Walmart's (wmt) decision to offer higher wages last year is paying off, according to the retailer's finance chief.
Last year, the retail giant said it would spend about $2.7 billion on higher wages for hundreds of thousands of workers at its U.S. stores in 2015 and 2016. The move was part of an effort to improve customer service and keep good workers in a tightening job market at a time when working in stores is getting more involved.
Walmart has now reported six straight quarters of comparable sales growth, and five straight quarters of shopper traffic increases.
The raises have been designed to motivate workers at a time when they are asked to spend more time helping customers and while the integration of e-commerce and tech with Walmart stores has added to the tasks they perform.

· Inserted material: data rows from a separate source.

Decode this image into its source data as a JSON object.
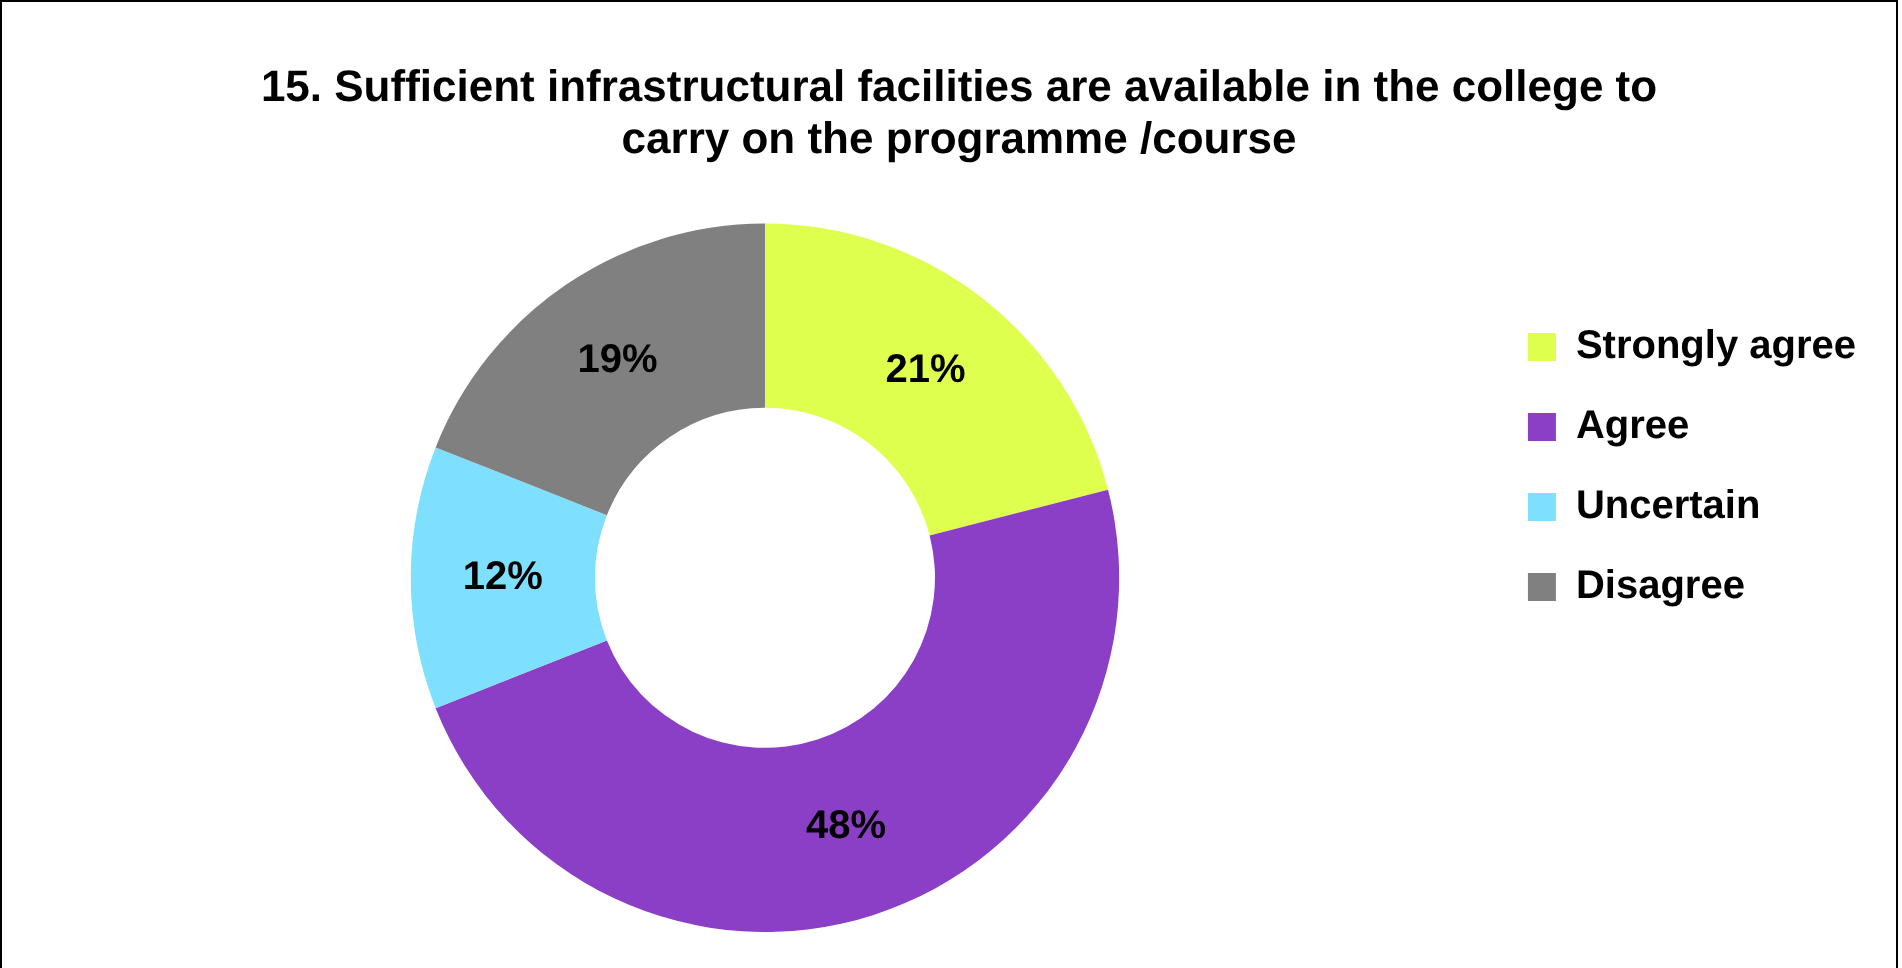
{
  "chart_data": {
    "type": "donut",
    "title": "15. Sufficient infrastructural facilities are available in the college to carry on the programme /course",
    "categories": [
      "Strongly agree",
      "Agree",
      "Uncertain",
      "Disagree"
    ],
    "values": [
      21,
      48,
      12,
      19
    ],
    "colors": [
      "#dfff4f",
      "#8b3fc7",
      "#7fdfff",
      "#808080"
    ],
    "value_labels": [
      "21%",
      "48%",
      "12%",
      "19%"
    ],
    "legend": "right"
  }
}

"I can feel the difference, I can see the difference," Wal-Mart Stores Chief Financial Officer Brett Biggs told analysts at an investor conference in New York this week. "It pays off in a number of areas: clean, fast, friendly store scores go up." He added: "The stores are cleaner." Biggs also praised the quicker checkout.
Indeed, Walmart U.S. CEO Greg Foran recently said that some 76% of the stores now get a passing grade. Still, the higher wages are among the primary reasons Walmart has forecast lower profit per share this year.
At a time when shoppers can just as easily make purchases online, Walmart stores have to offer a more inviting environment but also take advantage of an asset it has over Amazon: its thousands of stores offer it many pick up locations. That is particularly important as Walmart expands its in-store pickup of online grocery orders to more markets. (The service is now available in about 25 markets.)
Walmart's two-step pay hike continued in 2016, with its minimum wage rising to $10 an hour, its second hike in two years. Many labor advocates say that is still way too low (as the push for a $15 threshold continues). Democratic presidential candidate Bernie Sanders has repeatedly slammed Walmart for not paying workers a living wage, most recently at a campaign stop in Missouri this weekend.
Still, Biggs said workers feel they have a career track at the retailer now that Walmart has ramped up training, among other measures. That has manifested itself in the form of a "higher quality associate" applying for jobs internally.
"Associates feel better about what they are doing," Biggs said. "They feel obligated to the company to return that investment."